El suspiro desesperanzado de la señora Puig se parecía al que emitían Marga Segurola y Alma Pondal, reunidas para sancionar la maldad literaria de los tiempos.
– Cuando yo veo a estos chicos minimalistas que con una novela de ciento cincuenta folios, y ni eso, en los que se limitan a escuchar discos y a transcribir de una manera naturalista una vida tonta y decadente, son jaleados como la esperanza de la literatura española es que me descompongo.
– Marga, contra Franco estábamos mejor. Eramos una sociedad civil con esqueleto crítico, estábamos contra, pero queríamos fervientemente algo, la democracia. Ahora sólo sabemos que no podemos querer nada realmente importante como era acabar con una dictadura.
– Desconocía tus actividades antifranquistas, Alma.
– Mi conciencia era antifranquista pero poca práctica pude hacer porque yo era muy niña, recién salida de las monjas, en seguida casada, traslados de mi marido, los niños, la literatura como consuelo, como inmenso consuelo, ¡qué inmenso consuelo es la literatura!
– ¿Recuerdas esa opción que Semprún se plantea en La Literatura o la Vidal Para mí no hay opción. ¡La Literatura!
– Tú puedes decirlo porque no tienes hijos, pero sí los tuvieras sabrías que la Vida, su vida, la vida de tus hijos es lo más importante y que no puedes vivirla por ellos.
– Sería contraproducente -aclaró el mejor ingeniero de puentes y caminos de España.
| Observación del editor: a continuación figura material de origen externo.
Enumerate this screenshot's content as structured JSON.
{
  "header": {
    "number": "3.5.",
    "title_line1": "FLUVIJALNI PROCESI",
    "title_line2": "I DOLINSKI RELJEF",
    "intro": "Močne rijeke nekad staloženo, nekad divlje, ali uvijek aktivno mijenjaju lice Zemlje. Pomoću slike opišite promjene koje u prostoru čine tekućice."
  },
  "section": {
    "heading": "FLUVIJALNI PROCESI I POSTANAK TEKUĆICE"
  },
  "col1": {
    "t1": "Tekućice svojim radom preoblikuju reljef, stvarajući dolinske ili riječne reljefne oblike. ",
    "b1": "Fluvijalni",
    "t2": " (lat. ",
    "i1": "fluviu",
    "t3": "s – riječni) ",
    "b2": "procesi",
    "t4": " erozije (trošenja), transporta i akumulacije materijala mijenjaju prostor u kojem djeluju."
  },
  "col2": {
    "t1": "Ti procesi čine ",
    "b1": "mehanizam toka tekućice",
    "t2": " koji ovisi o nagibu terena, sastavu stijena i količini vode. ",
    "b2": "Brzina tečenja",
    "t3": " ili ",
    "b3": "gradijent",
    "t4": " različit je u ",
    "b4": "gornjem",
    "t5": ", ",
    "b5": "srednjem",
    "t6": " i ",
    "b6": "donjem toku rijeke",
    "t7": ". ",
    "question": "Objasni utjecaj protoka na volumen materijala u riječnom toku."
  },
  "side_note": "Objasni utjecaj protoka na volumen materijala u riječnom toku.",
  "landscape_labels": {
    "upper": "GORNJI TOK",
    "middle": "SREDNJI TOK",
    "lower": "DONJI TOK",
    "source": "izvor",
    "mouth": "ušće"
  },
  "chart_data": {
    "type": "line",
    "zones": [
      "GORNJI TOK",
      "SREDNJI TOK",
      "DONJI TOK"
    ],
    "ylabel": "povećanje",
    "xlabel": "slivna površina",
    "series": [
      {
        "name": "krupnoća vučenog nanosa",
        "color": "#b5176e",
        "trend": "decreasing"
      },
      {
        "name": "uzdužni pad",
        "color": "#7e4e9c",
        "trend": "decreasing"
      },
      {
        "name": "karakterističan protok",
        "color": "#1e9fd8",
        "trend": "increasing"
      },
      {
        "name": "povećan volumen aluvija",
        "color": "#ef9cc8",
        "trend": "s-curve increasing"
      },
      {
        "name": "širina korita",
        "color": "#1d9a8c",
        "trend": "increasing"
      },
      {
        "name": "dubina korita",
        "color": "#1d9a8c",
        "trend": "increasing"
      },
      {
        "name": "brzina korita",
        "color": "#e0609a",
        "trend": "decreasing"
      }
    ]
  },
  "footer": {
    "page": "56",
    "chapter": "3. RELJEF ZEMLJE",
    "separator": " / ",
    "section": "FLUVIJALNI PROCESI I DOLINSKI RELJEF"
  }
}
– Desde luego, desde luego -concedió Marga y añadió-: No me voy a oponer al criterio de los especialistas. Por cierto, se rumorea que la policía ha retenido a Sagalés, ese joven escritor catalán.
– ¿Joven? Pero si es de mi edad.
– Es que tú eres muy joven, Alma. ¡Has hecho tantas cosas en tan poco tiempo!
– Joven o viejo que se lo queden y nos dejen marchar a los demás -opinó el ingeniero con sentido práctico. Pero a Marga aún le restaba una cita literaria.
– Quizá sin saberlo hayamos vivido lo que Aristóteles llama una anagnorisis, concepto que Northrop Frye analiza con rigor en La estructura inflexible de la obra literaria. Dice Frye que la anagnorisis es el sentido de una continuidad lineal o participación en la acción desde diferentes perspectivas. En los relatos policíacos cuando descubrimos quién lo hizo, el punto de anagnorisis es la revelación de algo que antes constituía un misterio. El lector conoce ya lo que está a punto de ocurrir, pero desea participar en la terminación del diseño.
El jefe superior de policía volvía al salón rodeado de un séquito grave pero aparentemente satisfecho y consiguió avanzar bajo los reflectores de la televisión y las amenazas de los micrófonos. Los fotógrafos daban empujones a los periodistas de la radio porque les ocultaban la imagen de las personalidades y en torno a la llegada de los policías al lugar donde les aguardaban Leguina y la ministra se organizó un zafarrancho de combate. Leguina y la Alborch parecieron delegar en el jefe superior la responsabilidad del momento y el hombre se fue ufano a por la tarima donde el micrófono esperaba desde hacía seis horas la noticia del ganador del I Premio Venice-Fundación Lázaro Conesal. Esta vez sirvió para que el funcionario proclamara con gran satisfacción que la fiesta había terminado.